The MicroRNA Family Gets Wider: The IsomiRs Classification and Role

Abstract

MicroRNAs (miRNAs or miRs) are the most characterized class of non-coding RNAs and are engaged in many cellular processes, including cell differentiation, development, and homeostasis. MicroRNA dysregulation was observed in several diseases, cancer included. Epitranscriptomics is a branch of epigenomics that embraces all RNA modifications occurring after DNA transcription and RNA synthesis and involving coding and non-coding RNAs. The development of new high-throughput technologies, especially deep RNA sequencing, has facilitated the discovery of miRNA isoforms (named isomiRs) resulting from RNA modifications mediated by enzymes, such as deaminases and exonucleases, and differing from the canonical ones in length, sequence, or both. In this review, we summarize the distinct classes of isomiRs, their regulation and biogenesis, and the active role of these newly discovered molecules in cancer and other diseases.

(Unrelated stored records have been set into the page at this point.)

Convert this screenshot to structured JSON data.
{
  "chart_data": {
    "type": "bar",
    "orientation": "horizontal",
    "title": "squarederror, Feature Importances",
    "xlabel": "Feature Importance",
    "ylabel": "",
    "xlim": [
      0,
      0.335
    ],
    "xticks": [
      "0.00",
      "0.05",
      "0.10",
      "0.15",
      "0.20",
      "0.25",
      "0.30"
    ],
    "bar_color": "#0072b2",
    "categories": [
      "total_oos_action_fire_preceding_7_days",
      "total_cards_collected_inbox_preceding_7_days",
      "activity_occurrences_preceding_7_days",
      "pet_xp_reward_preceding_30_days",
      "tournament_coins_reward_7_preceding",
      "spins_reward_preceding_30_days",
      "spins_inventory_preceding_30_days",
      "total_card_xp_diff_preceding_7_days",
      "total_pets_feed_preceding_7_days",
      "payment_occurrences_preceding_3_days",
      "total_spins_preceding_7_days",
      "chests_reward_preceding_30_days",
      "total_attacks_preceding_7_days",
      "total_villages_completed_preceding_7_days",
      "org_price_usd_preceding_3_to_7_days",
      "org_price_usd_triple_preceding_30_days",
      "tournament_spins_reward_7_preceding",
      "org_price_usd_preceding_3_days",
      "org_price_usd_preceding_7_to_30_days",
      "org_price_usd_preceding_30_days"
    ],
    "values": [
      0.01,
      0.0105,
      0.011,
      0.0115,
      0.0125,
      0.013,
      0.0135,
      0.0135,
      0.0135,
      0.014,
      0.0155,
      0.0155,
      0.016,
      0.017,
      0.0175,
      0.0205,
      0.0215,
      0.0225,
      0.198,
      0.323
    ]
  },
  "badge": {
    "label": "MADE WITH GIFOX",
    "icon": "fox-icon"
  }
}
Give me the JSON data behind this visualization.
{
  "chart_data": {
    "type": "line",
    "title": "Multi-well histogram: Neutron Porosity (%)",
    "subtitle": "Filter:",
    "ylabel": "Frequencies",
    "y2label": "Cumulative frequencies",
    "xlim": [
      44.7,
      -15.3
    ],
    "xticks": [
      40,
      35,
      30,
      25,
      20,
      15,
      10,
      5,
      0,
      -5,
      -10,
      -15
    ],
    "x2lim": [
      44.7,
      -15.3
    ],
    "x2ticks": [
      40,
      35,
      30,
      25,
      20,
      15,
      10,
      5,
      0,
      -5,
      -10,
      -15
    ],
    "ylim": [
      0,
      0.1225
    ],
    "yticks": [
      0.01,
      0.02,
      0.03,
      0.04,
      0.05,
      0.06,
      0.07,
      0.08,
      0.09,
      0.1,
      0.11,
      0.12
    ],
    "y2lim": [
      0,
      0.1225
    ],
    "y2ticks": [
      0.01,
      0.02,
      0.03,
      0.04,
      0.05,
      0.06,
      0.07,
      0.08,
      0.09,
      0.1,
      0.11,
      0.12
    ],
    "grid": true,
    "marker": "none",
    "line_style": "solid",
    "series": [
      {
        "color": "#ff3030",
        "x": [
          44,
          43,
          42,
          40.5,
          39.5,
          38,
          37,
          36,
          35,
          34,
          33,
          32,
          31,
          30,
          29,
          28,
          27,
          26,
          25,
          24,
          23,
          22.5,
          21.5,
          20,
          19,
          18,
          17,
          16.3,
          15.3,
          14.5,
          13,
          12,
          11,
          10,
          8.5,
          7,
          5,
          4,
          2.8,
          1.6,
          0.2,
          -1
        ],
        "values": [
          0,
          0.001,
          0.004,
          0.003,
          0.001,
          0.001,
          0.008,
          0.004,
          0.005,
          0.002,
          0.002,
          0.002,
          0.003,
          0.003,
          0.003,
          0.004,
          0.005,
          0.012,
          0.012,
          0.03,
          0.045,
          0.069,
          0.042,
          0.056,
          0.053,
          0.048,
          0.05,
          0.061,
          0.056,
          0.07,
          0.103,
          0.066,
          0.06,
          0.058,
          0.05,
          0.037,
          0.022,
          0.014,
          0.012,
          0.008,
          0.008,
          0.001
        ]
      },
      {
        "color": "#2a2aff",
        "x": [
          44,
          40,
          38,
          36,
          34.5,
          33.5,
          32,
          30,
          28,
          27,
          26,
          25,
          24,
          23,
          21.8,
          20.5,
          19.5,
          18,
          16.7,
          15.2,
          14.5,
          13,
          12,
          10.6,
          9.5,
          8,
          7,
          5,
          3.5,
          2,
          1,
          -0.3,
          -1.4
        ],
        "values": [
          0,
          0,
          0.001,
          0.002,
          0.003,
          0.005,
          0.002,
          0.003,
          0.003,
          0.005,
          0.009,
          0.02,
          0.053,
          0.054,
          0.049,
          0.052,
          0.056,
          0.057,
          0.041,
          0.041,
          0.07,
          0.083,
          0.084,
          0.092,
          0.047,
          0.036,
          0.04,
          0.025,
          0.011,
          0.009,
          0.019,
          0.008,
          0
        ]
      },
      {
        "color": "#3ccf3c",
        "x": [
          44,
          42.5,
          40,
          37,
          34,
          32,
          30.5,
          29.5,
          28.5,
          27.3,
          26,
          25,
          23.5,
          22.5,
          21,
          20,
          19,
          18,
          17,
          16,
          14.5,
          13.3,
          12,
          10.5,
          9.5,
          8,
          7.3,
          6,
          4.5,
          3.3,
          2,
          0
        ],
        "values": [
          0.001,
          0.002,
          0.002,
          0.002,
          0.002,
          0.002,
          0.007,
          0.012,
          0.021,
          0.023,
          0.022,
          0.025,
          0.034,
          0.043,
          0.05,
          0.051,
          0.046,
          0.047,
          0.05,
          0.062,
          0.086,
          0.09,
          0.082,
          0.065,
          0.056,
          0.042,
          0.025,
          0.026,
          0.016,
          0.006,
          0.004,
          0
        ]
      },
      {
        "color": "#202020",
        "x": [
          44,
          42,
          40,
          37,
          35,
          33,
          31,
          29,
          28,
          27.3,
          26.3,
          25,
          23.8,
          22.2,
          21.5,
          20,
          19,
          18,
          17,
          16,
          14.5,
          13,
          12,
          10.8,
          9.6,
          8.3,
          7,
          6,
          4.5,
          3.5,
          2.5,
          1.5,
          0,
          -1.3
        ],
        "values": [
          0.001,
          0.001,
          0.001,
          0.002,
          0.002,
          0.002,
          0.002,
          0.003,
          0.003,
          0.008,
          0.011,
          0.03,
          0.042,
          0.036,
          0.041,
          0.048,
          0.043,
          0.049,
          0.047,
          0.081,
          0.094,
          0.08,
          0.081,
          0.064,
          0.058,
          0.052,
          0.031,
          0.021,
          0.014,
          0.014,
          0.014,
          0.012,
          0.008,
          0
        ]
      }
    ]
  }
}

Keywords: isomiRs; microRNA; microRNA biogenesis; novel microRNA in cancer; variants.

FIGURE 1

Examples of isomiRs. MicroRNA isoforms can variate for length, sequence, or both. The current classification identified five classes of variants: (1) canonical microRNAs; (2) 5′ isomiRs; (3) 3′ isomiRs; (4) polymorphic isomiRs; (5) mixed type isomiRs.

FIGURE 2

IsomiR biogenesis. (A) The RNAse III DROSHA, aided by DGCR8, processes pri-miRNA in the nucleus and produces the first cut in correspondence of the 5′ end of the 5p arm and 3′ end of the 3p arm. DGCR8 acts as a molecular meter and identifies the cleavage site 11 bp far away from the junction point between the lower stem and the basal unpaired sequences. (B) The secondary structure of the lower stem of pri-miRNA affects the DROSHA cleavage precision: a perfect or bulged lower stem leads to a homogeneous cleavage site in more than 97% of the cases. On the contrary, a distorted and flexible lower stem creates three potential cleavage sites. (C) The RNase III DICER processes the short hairpin RNA (shRNA) by eliminating the terminal loop and forming a double-strand miRNA/miRNA*. Different lengths and the presence of bulges can affect the PAZ domain-mediated “measurement” of the lower stem leading to the selection of multiple cleavage sites.

FIGURE 3

Three different qPCR techniques for the detection of isomiRs. (A) The stem-loop qRT-PCR, with the employment of hydrolysis-based probes (Taqman), has become the most commonly used commercial technique. However, this method has significant limitations in detecting and quantifying isomiRs accurately. The discrimination of two sequences that differ by only one or a few nucleotides is not guaranteed by this protocol and must be established empirically for each molecule using customized probes and appropriate controls. (B) Dumbbell-PCR employs a 3′-stem-loop adapter, which acts as the reverse transcription trigger, and a 5′-stem-loop adapter, which contains a stop signal for reverse transcription. IsomiR gaps or overlaps strongly impact the efficacy of the ligation process and the annealing of a Taqman probe partially complementary to the microRNA and partially to the 3′ adapter sequences. (C) Two-tailed RT-qPCR is characterized by the design of a long-structured primer (∼50 nucleotides) holding two hemiprobes complementary to the 5′ and 3′ ends of the microRNA. The reverse transcription starts from the 3′ end, extending the primer sequence with the complementary sequence of the target microRNA and simultaneously detaching the 5′ end. The amplification step uses two specific primers, one annealing the microRNA sequence and the other the 5′ hemiprobe. The use of two short hemiprobes increases the sensitivity and specificity of this technique: the brevity of these two sequences makes them more susceptible to possible isomiR mismatches.